In a smaller setting later, Gordon-Levitt told me that the makeup of the HITRECORD community was also different from the pool of writers and directors who get to make most television.
“Well, it’s certainly true that if you look at the percentage of, say, writers or artists or any other contributors and you look at the gender of HITRECORD contributors versus traditional Hollywood industry, Hollywood is pretty low on females and Hit Record is actually pretty high on females,” he explained. “Our community is certainly a bit more female than male.” Gordon-Levitt said that he hadn’t deliberately set out to correct for Hollywood’s imbalances. But that HITRECORD has evolved that way makes the project an interesting experiment in who chooses to participate in creating art when the opportunity is open to them, and whose work can rise to the top in a community that allows for anonymity.
The pay scale is also an experiment.
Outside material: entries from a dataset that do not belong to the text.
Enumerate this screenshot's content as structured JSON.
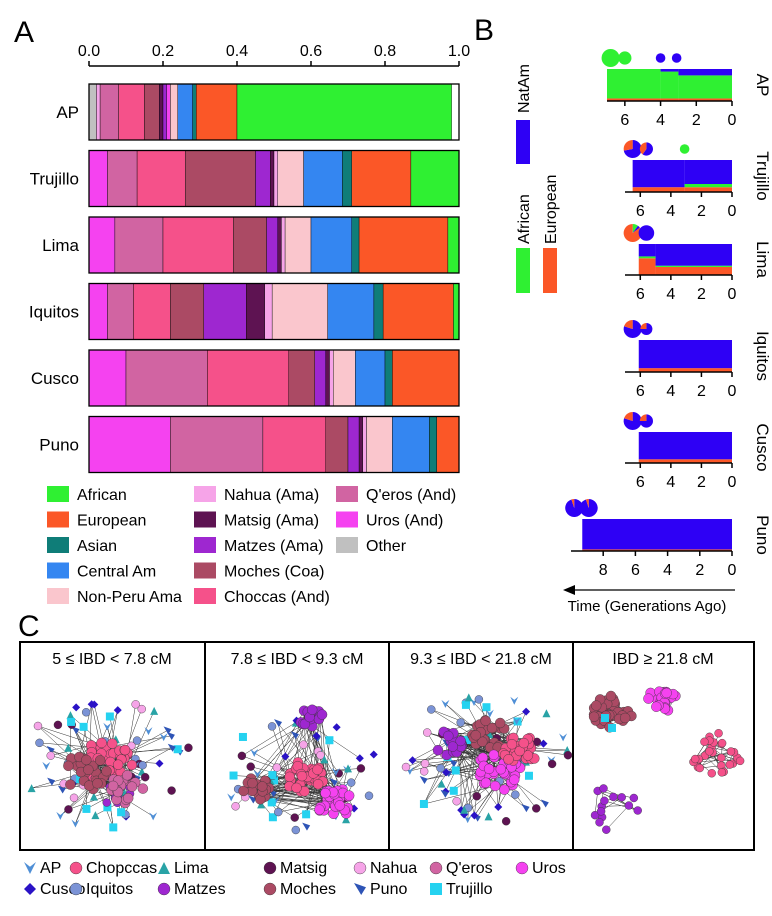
{
  "panels": {
    "a": "A",
    "b": "B",
    "c": "C"
  },
  "chart_data": [
    {
      "type": "bar",
      "orientation": "horizontal",
      "stacked": true,
      "xlim": [
        0,
        1
      ],
      "xticks": [
        "0.0",
        "0.2",
        "0.4",
        "0.6",
        "0.8",
        "1.0"
      ],
      "categories": [
        "AP",
        "Trujillo",
        "Lima",
        "Iquitos",
        "Cusco",
        "Puno"
      ],
      "components": [
        "Other",
        "Nahua (Ama)",
        "Q'eros (And)",
        "Choccas (And)",
        "Moches (Coa)",
        "Matzes (Ama)",
        "Matsig (Ama)",
        "Uros (And)",
        "Non-Peru Ama",
        "Central Am",
        "Asian",
        "European",
        "African"
      ],
      "colors": [
        "#c0c0c0",
        "#f6a4e8",
        "#d164a2",
        "#f5518a",
        "#ab4a64",
        "#9e27d0",
        "#5e1352",
        "#f542f0",
        "#fac6cd",
        "#3486f1",
        "#0f7d78",
        "#fb5727",
        "#2ff032"
      ],
      "legend": [
        [
          "African",
          "Nahua (Ama)",
          "Q'eros (And)"
        ],
        [
          "European",
          "Matsig (Ama)",
          "Uros (And)"
        ],
        [
          "Asian",
          "Matzes (Ama)",
          "Other"
        ],
        [
          "Central Am",
          "Moches (Coa)",
          ""
        ],
        [
          "Non-Peru Ama",
          "Choccas (And)",
          ""
        ]
      ],
      "bars": [
        {
          "name": "AP",
          "segments": [
            [
              "Other",
              0.02
            ],
            [
              "Nahua (Ama)",
              0.01
            ],
            [
              "Q'eros (And)",
              0.05
            ],
            [
              "Choccas (And)",
              0.07
            ],
            [
              "Moches (Coa)",
              0.04
            ],
            [
              "Matsig (Ama)",
              0.01
            ],
            [
              "Matzes (Ama)",
              0.01
            ],
            [
              "Uros (And)",
              0.01
            ],
            [
              "Non-Peru Ama",
              0.02
            ],
            [
              "Central Am",
              0.04
            ],
            [
              "Asian",
              0.01
            ],
            [
              "European",
              0.11
            ],
            [
              "African",
              0.58
            ]
          ]
        },
        {
          "name": "Trujillo",
          "segments": [
            [
              "Uros (And)",
              0.05
            ],
            [
              "Q'eros (And)",
              0.08
            ],
            [
              "Choccas (And)",
              0.13
            ],
            [
              "Moches (Coa)",
              0.19
            ],
            [
              "Matzes (Ama)",
              0.04
            ],
            [
              "Matsig (Ama)",
              0.01
            ],
            [
              "Nahua (Ama)",
              0.01
            ],
            [
              "Non-Peru Ama",
              0.07
            ],
            [
              "Central Am",
              0.105
            ],
            [
              "Asian",
              0.025
            ],
            [
              "European",
              0.16
            ],
            [
              "African",
              0.13
            ]
          ]
        },
        {
          "name": "Lima",
          "segments": [
            [
              "Uros (And)",
              0.07
            ],
            [
              "Q'eros (And)",
              0.13
            ],
            [
              "Choccas (And)",
              0.19
            ],
            [
              "Moches (Coa)",
              0.09
            ],
            [
              "Matzes (Ama)",
              0.03
            ],
            [
              "Matsig (Ama)",
              0.01
            ],
            [
              "Nahua (Ama)",
              0.01
            ],
            [
              "Non-Peru Ama",
              0.07
            ],
            [
              "Central Am",
              0.11
            ],
            [
              "Asian",
              0.02
            ],
            [
              "European",
              0.24
            ],
            [
              "African",
              0.03
            ]
          ]
        },
        {
          "name": "Iquitos",
          "segments": [
            [
              "Uros (And)",
              0.05
            ],
            [
              "Q'eros (And)",
              0.07
            ],
            [
              "Choccas (And)",
              0.1
            ],
            [
              "Moches (Coa)",
              0.09
            ],
            [
              "Matzes (Ama)",
              0.115
            ],
            [
              "Matsig (Ama)",
              0.05
            ],
            [
              "Nahua (Ama)",
              0.02
            ],
            [
              "Non-Peru Ama",
              0.15
            ],
            [
              "Central Am",
              0.125
            ],
            [
              "Asian",
              0.025
            ],
            [
              "European",
              0.19
            ],
            [
              "African",
              0.015
            ]
          ]
        },
        {
          "name": "Cusco",
          "segments": [
            [
              "Uros (And)",
              0.1
            ],
            [
              "Q'eros (And)",
              0.22
            ],
            [
              "Choccas (And)",
              0.22
            ],
            [
              "Moches (Coa)",
              0.07
            ],
            [
              "Matzes (Ama)",
              0.03
            ],
            [
              "Matsig (Ama)",
              0.01
            ],
            [
              "Nahua (Ama)",
              0.01
            ],
            [
              "Non-Peru Ama",
              0.06
            ],
            [
              "Central Am",
              0.08
            ],
            [
              "Asian",
              0.02
            ],
            [
              "European",
              0.18
            ]
          ]
        },
        {
          "name": "Puno",
          "segments": [
            [
              "Uros (And)",
              0.22
            ],
            [
              "Q'eros (And)",
              0.25
            ],
            [
              "Choccas (And)",
              0.17
            ],
            [
              "Moches (Coa)",
              0.06
            ],
            [
              "Matzes (Ama)",
              0.03
            ],
            [
              "Matsig (Ama)",
              0.01
            ],
            [
              "Nahua (Ama)",
              0.01
            ],
            [
              "Non-Peru Ama",
              0.07
            ],
            [
              "Central Am",
              0.1
            ],
            [
              "Asian",
              0.02
            ],
            [
              "European",
              0.06
            ]
          ]
        }
      ]
    },
    {
      "type": "area",
      "stacked": true,
      "xlabel": "Time (Generations Ago)",
      "x_reversed": true,
      "legend": [
        "African",
        "NatAm",
        "European"
      ],
      "colors": {
        "African": "#2ff032",
        "NatAm": "#2e00f5",
        "European": "#fb5727"
      },
      "populations": [
        {
          "name": "AP",
          "xlim": [
            7,
            0
          ],
          "xticks": [
            "6",
            "4",
            "2",
            "0"
          ],
          "pulses": [
            {
              "gen": 6.8,
              "size": 1.0,
              "props": {
                "African": 1.0
              }
            },
            {
              "gen": 6.0,
              "size": 0.6,
              "props": {
                "African": 1.0
              }
            },
            {
              "gen": 4.0,
              "size": 0.3,
              "props": {
                "NatAm": 1.0
              }
            },
            {
              "gen": 3.1,
              "size": 0.3,
              "props": {
                "NatAm": 1.0
              }
            }
          ],
          "history": [
            [
              7.0,
              0.92,
              0.0,
              0.08
            ],
            [
              4.0,
              0.84,
              0.08,
              0.08
            ],
            [
              3.0,
              0.72,
              0.2,
              0.08
            ],
            [
              0.0,
              0.72,
              0.2,
              0.08
            ]
          ]
        },
        {
          "name": "Trujillo",
          "xlim": [
            7,
            0
          ],
          "xticks": [
            "6",
            "4",
            "2",
            "0"
          ],
          "pulses": [
            {
              "gen": 6.5,
              "size": 1.0,
              "props": {
                "NatAm": 0.72,
                "European": 0.28
              }
            },
            {
              "gen": 5.6,
              "size": 0.6,
              "props": {
                "NatAm": 0.6,
                "European": 0.4
              }
            },
            {
              "gen": 3.1,
              "size": 0.3,
              "props": {
                "African": 1.0
              }
            }
          ],
          "history": [
            [
              6.5,
              0.0,
              0.85,
              0.15
            ],
            [
              3.1,
              0.1,
              0.75,
              0.15
            ],
            [
              0.0,
              0.1,
              0.75,
              0.15
            ]
          ]
        },
        {
          "name": "Lima",
          "xlim": [
            7,
            0
          ],
          "xticks": [
            "6",
            "4",
            "2",
            "0"
          ],
          "pulses": [
            {
              "gen": 6.5,
              "size": 1.0,
              "props": {
                "European": 0.85,
                "African": 0.1,
                "NatAm": 0.05
              }
            },
            {
              "gen": 5.6,
              "size": 0.8,
              "props": {
                "NatAm": 1.0
              }
            }
          ],
          "history": [
            [
              6.1,
              0.06,
              0.4,
              0.54
            ],
            [
              5.0,
              0.04,
              0.7,
              0.26
            ],
            [
              0.0,
              0.04,
              0.7,
              0.26
            ]
          ]
        },
        {
          "name": "Iquitos",
          "xlim": [
            7,
            0
          ],
          "xticks": [
            "6",
            "4",
            "2",
            "0"
          ],
          "pulses": [
            {
              "gen": 6.5,
              "size": 1.0,
              "props": {
                "NatAm": 0.8,
                "European": 0.2
              }
            },
            {
              "gen": 5.6,
              "size": 0.5,
              "props": {
                "NatAm": 0.75,
                "European": 0.25
              }
            }
          ],
          "history": [
            [
              6.1,
              0.0,
              0.88,
              0.12
            ],
            [
              0.0,
              0.0,
              0.88,
              0.12
            ]
          ]
        },
        {
          "name": "Cusco",
          "xlim": [
            7,
            0
          ],
          "xticks": [
            "6",
            "4",
            "2",
            "0"
          ],
          "pulses": [
            {
              "gen": 6.5,
              "size": 1.0,
              "props": {
                "NatAm": 0.8,
                "European": 0.2
              }
            },
            {
              "gen": 5.6,
              "size": 0.6,
              "props": {
                "NatAm": 0.75,
                "European": 0.25
              }
            }
          ],
          "history": [
            [
              6.1,
              0.0,
              0.88,
              0.12
            ],
            [
              0.0,
              0.0,
              0.88,
              0.12
            ]
          ]
        },
        {
          "name": "Puno",
          "xlim": [
            10,
            0
          ],
          "xticks": [
            "8",
            "6",
            "4",
            "2",
            "0"
          ],
          "pulses": [
            {
              "gen": 9.8,
              "size": 1.0,
              "props": {
                "NatAm": 0.95,
                "European": 0.05
              }
            },
            {
              "gen": 8.9,
              "size": 1.0,
              "props": {
                "NatAm": 0.95,
                "European": 0.05
              }
            }
          ],
          "history": [
            [
              9.3,
              0.0,
              0.95,
              0.05
            ],
            [
              0.0,
              0.0,
              0.95,
              0.05
            ]
          ]
        }
      ]
    },
    {
      "type": "network",
      "panels": [
        "5 ≤ IBD < 7.8 cM",
        "7.8 ≤ IBD < 9.3 cM",
        "9.3 ≤ IBD < 21.8 cM",
        "IBD ≥ 21.8 cM"
      ],
      "legend": [
        {
          "name": "AP",
          "shape": "chevron",
          "color": "#4f8fd6"
        },
        {
          "name": "Chopccas",
          "shape": "circle",
          "color": "#f5518a"
        },
        {
          "name": "Lima",
          "shape": "triangle",
          "color": "#29a3a6"
        },
        {
          "name": "Matsig",
          "shape": "circle",
          "color": "#5e1352"
        },
        {
          "name": "Nahua",
          "shape": "circle",
          "color": "#f6a4e8"
        },
        {
          "name": "Q'eros",
          "shape": "circle",
          "color": "#d164a2"
        },
        {
          "name": "Uros",
          "shape": "circle",
          "color": "#f542f0"
        },
        {
          "name": "Cusco",
          "shape": "diamond",
          "color": "#2a12c6"
        },
        {
          "name": "Iquitos",
          "shape": "circle",
          "color": "#7b93d6"
        },
        {
          "name": "Matzes",
          "shape": "circle",
          "color": "#9e27d0"
        },
        {
          "name": "Moches",
          "shape": "circle",
          "color": "#ab4a64"
        },
        {
          "name": "Puno",
          "shape": "flag",
          "color": "#2e54b6"
        },
        {
          "name": "Trujillo",
          "shape": "square",
          "color": "#25d2f0"
        }
      ]
    }
  ]
}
In 2010, when HITRECORD turned into a production company and left its message board roots behind, Gordon and his collaborators set up the HITRECORD Accord, which stipulates that profits are divided between the company, which gets half of that money, and the contributors, who are paid based on their degree of involvement. Rather than using a formal table to determine payouts, Gordon-Levitt works with a small group of other people to propose payouts for each project, which the entire HITRECORD community can vote on during a two-week period. Gordon-Levitt takes all the feedback into account and makes the final adjustments to the payouts, which are always made public. Because HITRECORD ON TV may not be profitable for years, if ever, Gordon-Levitt sets aside $50,000 of the budget for each episode to be divided up among the artists who contributed to the pieces that air during that episode, who may number in the hundreds, using the same method as the web-only projects.
It’s wonderful to have that alternative model. But as with many alternative payment schemes, the money isn’t yet enough to replace old entertainment industry business models.
“Our first year we paid out forty grand amongst the artists, in 2011 that went up to a hundred, in 2012 we paid four hundred grand,” Gordon-Levitt explained. “The highest paid artist is named wirrow, and he got thirty grand last year. He started the collaboration Tiny Stories, which has led to several books.”
That’s terrific, but it’s also one very modest living, rather than a whole alternative business model. For now, HITRECORD ON TV will stand as an example of what it might look like to meander away from conventional television subject matter, and as a testament of Pivot’s willingness to innovate, rather than as the Future Of The Entertainment industry. And that’s just fine, and well worth a stop on Saturday night.